Apple Contests Court Order To Unlock iPhone Of San Bernardino Gunman

This situation is a little more involved than it appears. On the surface, it looks like Apple is refusing to help the FBI hack into the iPhone of a terrorist, but in truth Apple is refusing to create software that can be abused.

The iPhone in question is protected by the same encryption that every iPhone has. A pin is required to unlock it and it is protected by three security features: an auto-erase function that deletes the phone’s content after 10 incorrect passwords, a mandatory delay between entering passwords after a certain number of failed attempts, and a requirement that the password be entered manually instead of being quickly entered by a computer.

What the FBI is asking Apple to do is create software that will circumvent those security features, allowing the FBI to “brute force” the password with computers. Apple feels that building that kind of software would amount to building a whole “new version of the iPhone operating system”, specifically made to lift the security features.
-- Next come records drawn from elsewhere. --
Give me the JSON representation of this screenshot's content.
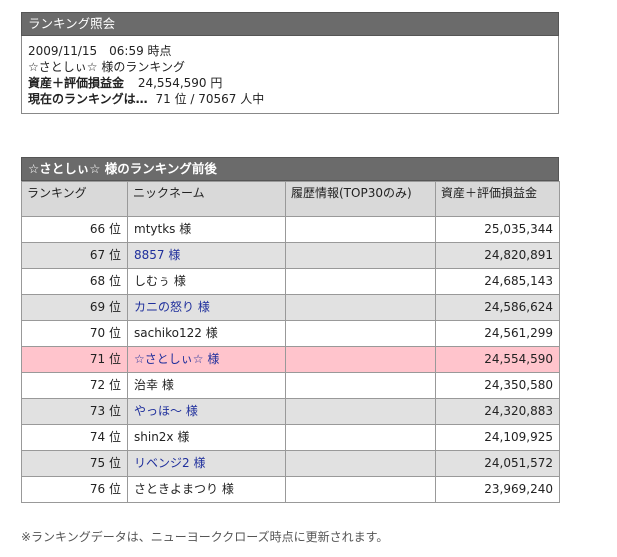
{
  "panel1": {
    "title": "ランキング照会",
    "datetime": "2009/11/15　06:59 時点",
    "ranking_of": "☆さとしぃ☆ 様のランキング",
    "asset_label": "資産＋評価損益金",
    "asset_value": "24,554,590 円",
    "current_label": "現在のランキングは…",
    "current_value": "71 位 / 70567 人中"
  },
  "panel2": {
    "title": "☆さとしぃ☆ 様のランキング前後",
    "headers": [
      "ランキング",
      "ニックネーム",
      "履歴情報(TOP30のみ)",
      "資産＋評価損益金"
    ],
    "rows": [
      {
        "rank": "66 位",
        "nickname": "mtytks 様",
        "link": false,
        "history": "",
        "value": "25,035,344",
        "highlight": false
      },
      {
        "rank": "67 位",
        "nickname": "8857 様",
        "link": true,
        "history": "",
        "value": "24,820,891",
        "highlight": false
      },
      {
        "rank": "68 位",
        "nickname": "しむぅ 様",
        "link": false,
        "history": "",
        "value": "24,685,143",
        "highlight": false
      },
      {
        "rank": "69 位",
        "nickname": "カニの怒り 様",
        "link": true,
        "history": "",
        "value": "24,586,624",
        "highlight": false
      },
      {
        "rank": "70 位",
        "nickname": "sachiko122 様",
        "link": false,
        "history": "",
        "value": "24,561,299",
        "highlight": false
      },
      {
        "rank": "71 位",
        "nickname": "☆さとしぃ☆ 様",
        "link": true,
        "history": "",
        "value": "24,554,590",
        "highlight": true
      },
      {
        "rank": "72 位",
        "nickname": "治幸 様",
        "link": false,
        "history": "",
        "value": "24,350,580",
        "highlight": false
      },
      {
        "rank": "73 位",
        "nickname": "やっほ～ 様",
        "link": true,
        "history": "",
        "value": "24,320,883",
        "highlight": false
      },
      {
        "rank": "74 位",
        "nickname": "shin2x 様",
        "link": false,
        "history": "",
        "value": "24,109,925",
        "highlight": false
      },
      {
        "rank": "75 位",
        "nickname": "リベンジ2 様",
        "link": true,
        "history": "",
        "value": "24,051,572",
        "highlight": false
      },
      {
        "rank": "76 位",
        "nickname": "さときよまつり 様",
        "link": false,
        "history": "",
        "value": "23,969,240",
        "highlight": false
      }
    ]
  },
  "footnote": "※ランキングデータは、ニューヨーククローズ時点に更新されます。",
  "colors": {
    "header_bg": "#6b6b6b",
    "row_alt": "#e1e1e1",
    "row_highlight": "#ffc4cc",
    "link": "#1f2f9c"
  }
}
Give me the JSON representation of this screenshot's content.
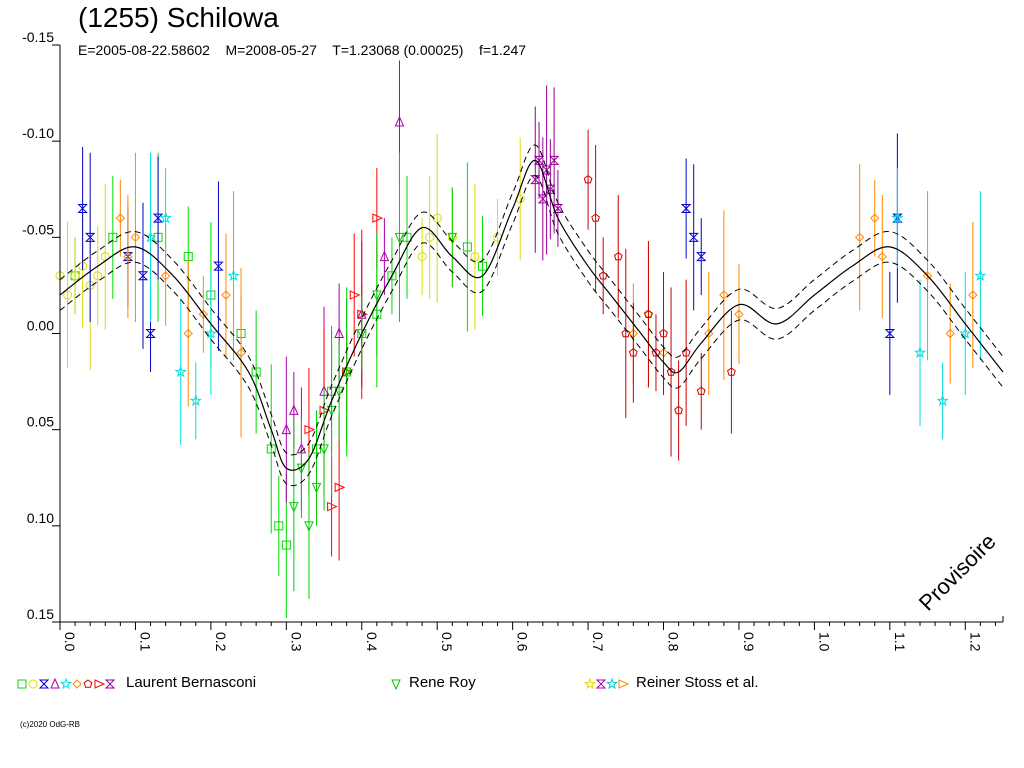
{
  "header": {
    "title": "(1255) Schilowa",
    "subtitle": "E=2005-08-22.58602    M=2008-05-27    T=1.23068 (0.00025)    f=1.247"
  },
  "watermark": "Provisoire",
  "copyright": "(c)2020 OdG-RB",
  "legend": [
    {
      "label": "Laurent Bernasconi",
      "colors": [
        "#00dd00",
        "#dddd00",
        "#0000cc",
        "#aa00aa",
        "#00dddd",
        "#ff8800",
        "#cc0000",
        "#ff0000",
        "#990099"
      ]
    },
    {
      "label": "Rene Roy",
      "colors": [
        "#00cc00"
      ]
    },
    {
      "label": "Reiner Stoss et al.",
      "colors": [
        "#dddd00",
        "#aa00aa",
        "#00cccc",
        "#ff8800"
      ]
    }
  ],
  "chart_data": {
    "type": "scatter",
    "title": "(1255) Schilowa",
    "xlabel": "",
    "ylabel": "",
    "xlim": [
      0.0,
      1.25
    ],
    "ylim": [
      0.15,
      -0.15
    ],
    "y_inverted": true,
    "x_ticks": [
      "0.0",
      "0.1",
      "0.2",
      "0.3",
      "0.4",
      "0.5",
      "0.6",
      "0.7",
      "0.8",
      "0.9",
      "1.0",
      "1.1",
      "1.2"
    ],
    "y_ticks": [
      "-0.15",
      "-0.10",
      "-0.05",
      "0.00",
      "0.05",
      "0.10",
      "0.15"
    ],
    "model_curve": {
      "x": [
        0.0,
        0.05,
        0.1,
        0.15,
        0.2,
        0.25,
        0.28,
        0.3,
        0.33,
        0.36,
        0.4,
        0.44,
        0.48,
        0.52,
        0.56,
        0.6,
        0.63,
        0.66,
        0.7,
        0.73,
        0.77,
        0.8,
        0.82,
        0.85,
        0.9,
        0.95,
        1.0,
        1.05,
        1.1,
        1.15,
        1.2,
        1.25
      ],
      "y": [
        -0.02,
        -0.035,
        -0.045,
        -0.03,
        -0.005,
        0.02,
        0.05,
        0.07,
        0.065,
        0.035,
        0.0,
        -0.03,
        -0.055,
        -0.04,
        -0.03,
        -0.065,
        -0.09,
        -0.06,
        -0.035,
        -0.02,
        0.0,
        0.015,
        0.02,
        0.005,
        -0.015,
        -0.005,
        -0.02,
        -0.035,
        -0.045,
        -0.03,
        -0.005,
        0.02
      ],
      "band_offset": 0.008
    },
    "series": [
      {
        "name": "Laurent Bernasconi (green)",
        "color": "#00dd00",
        "marker": "square",
        "x": [
          0.02,
          0.07,
          0.13,
          0.17,
          0.2,
          0.24,
          0.26,
          0.28,
          0.29,
          0.3,
          0.34,
          0.36,
          0.38,
          0.4,
          0.42,
          0.44,
          0.46,
          0.54,
          0.56
        ],
        "y": [
          -0.03,
          -0.05,
          -0.05,
          -0.04,
          -0.02,
          0.0,
          0.02,
          0.06,
          0.1,
          0.11,
          0.06,
          0.03,
          0.02,
          0.0,
          -0.01,
          -0.03,
          -0.05,
          -0.045,
          -0.035
        ]
      },
      {
        "name": "Laurent Bernasconi (yellow)",
        "color": "#dddd00",
        "marker": "circle",
        "x": [
          0.0,
          0.01,
          0.02,
          0.03,
          0.04,
          0.05,
          0.06,
          0.48,
          0.49,
          0.5,
          0.52,
          0.55,
          0.58,
          0.61
        ],
        "y": [
          -0.03,
          -0.02,
          -0.03,
          -0.035,
          -0.025,
          -0.03,
          -0.04,
          -0.04,
          -0.05,
          -0.06,
          -0.05,
          -0.04,
          -0.05,
          -0.07
        ]
      },
      {
        "name": "Laurent Bernasconi (blue)",
        "color": "#0000cc",
        "marker": "hourglass",
        "x": [
          0.03,
          0.04,
          0.09,
          0.11,
          0.12,
          0.13,
          0.21,
          0.83,
          0.84,
          0.85,
          1.1,
          1.11
        ],
        "y": [
          -0.065,
          -0.05,
          -0.04,
          -0.03,
          0.0,
          -0.06,
          -0.035,
          -0.065,
          -0.05,
          -0.04,
          0.0,
          -0.06
        ]
      },
      {
        "name": "Laurent Bernasconi (purple)",
        "color": "#aa00aa",
        "marker": "triangle",
        "x": [
          0.3,
          0.31,
          0.32,
          0.35,
          0.37,
          0.4,
          0.43,
          0.45
        ],
        "y": [
          0.05,
          0.04,
          0.06,
          0.03,
          0.0,
          -0.01,
          -0.04,
          -0.11
        ]
      },
      {
        "name": "Laurent Bernasconi (cyan)",
        "color": "#00dddd",
        "marker": "star",
        "x": [
          0.12,
          0.14,
          0.16,
          0.18,
          0.2,
          0.23,
          1.11,
          1.14,
          1.17,
          1.2,
          1.22
        ],
        "y": [
          -0.05,
          -0.06,
          0.02,
          0.035,
          0.0,
          -0.03,
          -0.06,
          0.01,
          0.035,
          0.0,
          -0.03
        ]
      },
      {
        "name": "Laurent Bernasconi (orange)",
        "color": "#ff8800",
        "marker": "diamond",
        "x": [
          0.08,
          0.09,
          0.1,
          0.14,
          0.17,
          0.19,
          0.22,
          0.24,
          0.76,
          0.78,
          0.8,
          0.86,
          0.88,
          0.9,
          1.06,
          1.08,
          1.09,
          1.15,
          1.18,
          1.21
        ],
        "y": [
          -0.06,
          -0.04,
          -0.05,
          -0.03,
          0.0,
          -0.01,
          -0.02,
          0.01,
          0.0,
          -0.01,
          0.01,
          0.0,
          -0.02,
          -0.01,
          -0.05,
          -0.06,
          -0.04,
          -0.03,
          0.0,
          -0.02
        ]
      },
      {
        "name": "Laurent Bernasconi (red pentagon)",
        "color": "#cc0000",
        "marker": "pentagon",
        "x": [
          0.7,
          0.71,
          0.72,
          0.74,
          0.75,
          0.76,
          0.78,
          0.79,
          0.8,
          0.81,
          0.82,
          0.83,
          0.85,
          0.89
        ],
        "y": [
          -0.08,
          -0.06,
          -0.03,
          -0.04,
          0.0,
          0.01,
          -0.01,
          0.01,
          0.0,
          0.02,
          0.04,
          0.01,
          0.03,
          0.02
        ]
      },
      {
        "name": "Laurent Bernasconi (red triangle)",
        "color": "#ff0000",
        "marker": "triangle-right",
        "x": [
          0.33,
          0.35,
          0.36,
          0.37,
          0.38,
          0.39,
          0.4,
          0.42
        ],
        "y": [
          0.05,
          0.04,
          0.09,
          0.08,
          0.02,
          -0.02,
          -0.01,
          -0.06
        ]
      },
      {
        "name": "Laurent Bernasconi (magenta)",
        "color": "#990099",
        "marker": "hourglass",
        "x": [
          0.63,
          0.635,
          0.64,
          0.645,
          0.65,
          0.655,
          0.66
        ],
        "y": [
          -0.08,
          -0.09,
          -0.07,
          -0.085,
          -0.075,
          -0.09,
          -0.065
        ]
      },
      {
        "name": "Rene Roy",
        "color": "#00cc00",
        "marker": "triangle-down",
        "x": [
          0.31,
          0.32,
          0.33,
          0.34,
          0.35,
          0.36,
          0.37,
          0.38,
          0.4,
          0.42,
          0.45,
          0.52
        ],
        "y": [
          0.09,
          0.07,
          0.1,
          0.08,
          0.06,
          0.04,
          0.03,
          0.02,
          0.0,
          -0.02,
          -0.05,
          -0.05
        ]
      }
    ]
  }
}
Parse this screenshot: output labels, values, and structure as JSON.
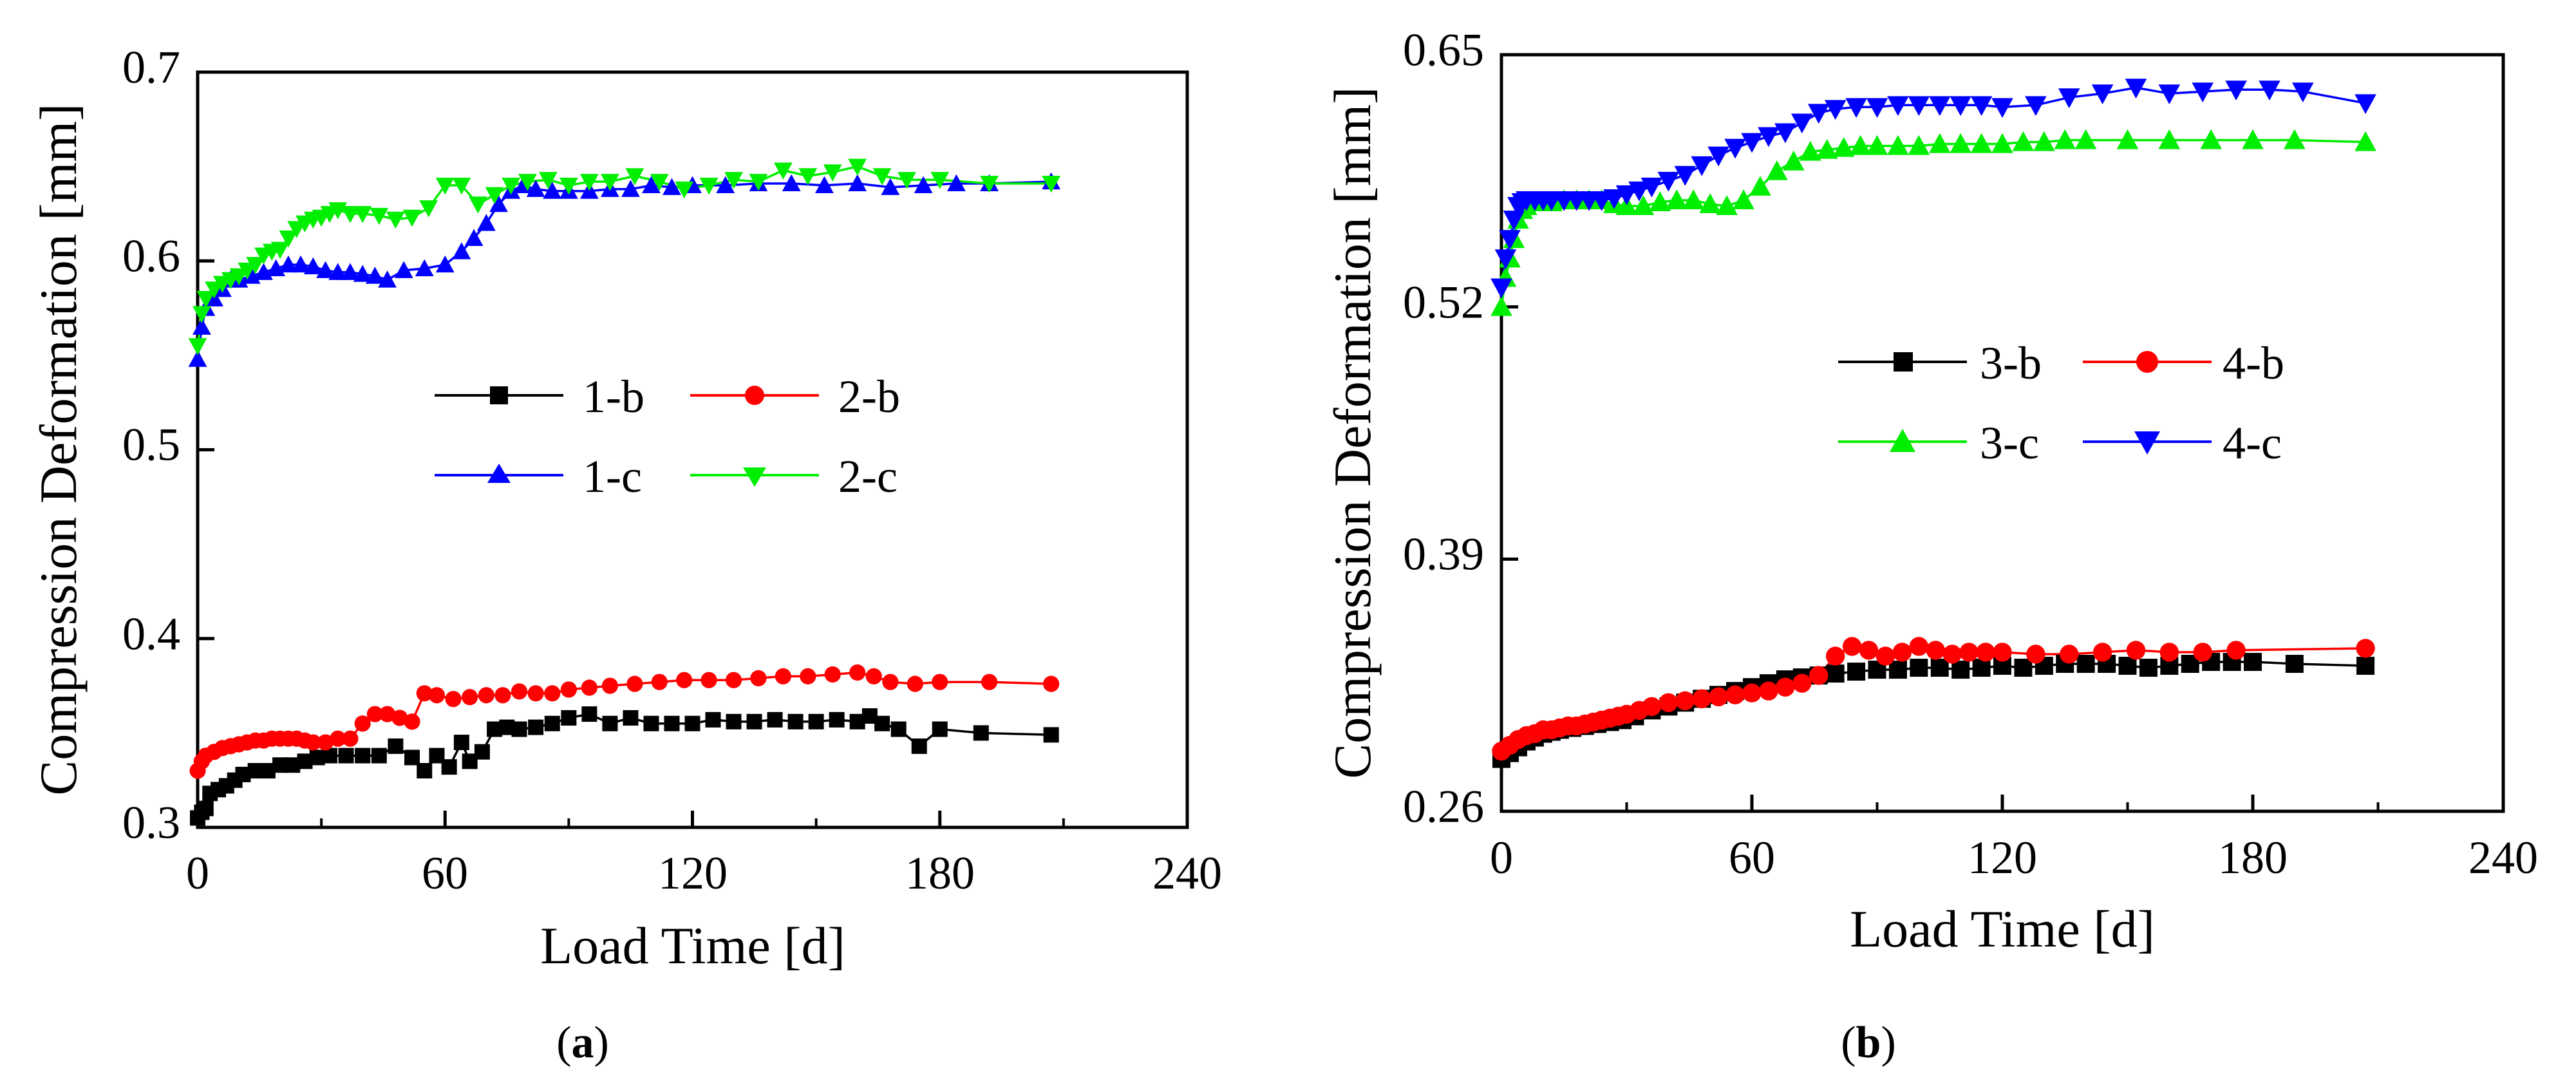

Apple CEO Tim Cook said this in an open letter:

“In the wrong hands, this software — which does not exist today — would have the potential to unlock any iPhone in someone’s physical possession. …

“The government suggests this tool could only be used once, on one phone. But that’s simply not true. Once created, the technique could be used over and over again, on any number of devices. In the physical world, it would be the equivalent of a master key, capable of opening hundreds of millions of locks — from restaurants and banks to stores and homes. No reasonable person would find that acceptable.”

Apple has complied with everything the FBI has asked for up until now. The company feels that once such a software is created, the FBI could easily come to them and ask them to do it again. The company doesn’t want software like this to exist.

Apple isn’t alone, they have the support of others in the tech world. Edward Snowden agrees that this software is bad news and would allow the FBI to break into any iPhone in under a half hour. The chief executive of Google and the founder of WhatsApp also stand by Apple and their decision to contest the FBI, they fear that once a precedent is set, backdoors could be forced into their code too and once a security bypass exists, it could fall into the hands of criminals.

Time will tell is Apple buckles under government pressure, or if a different method can be agreed upon.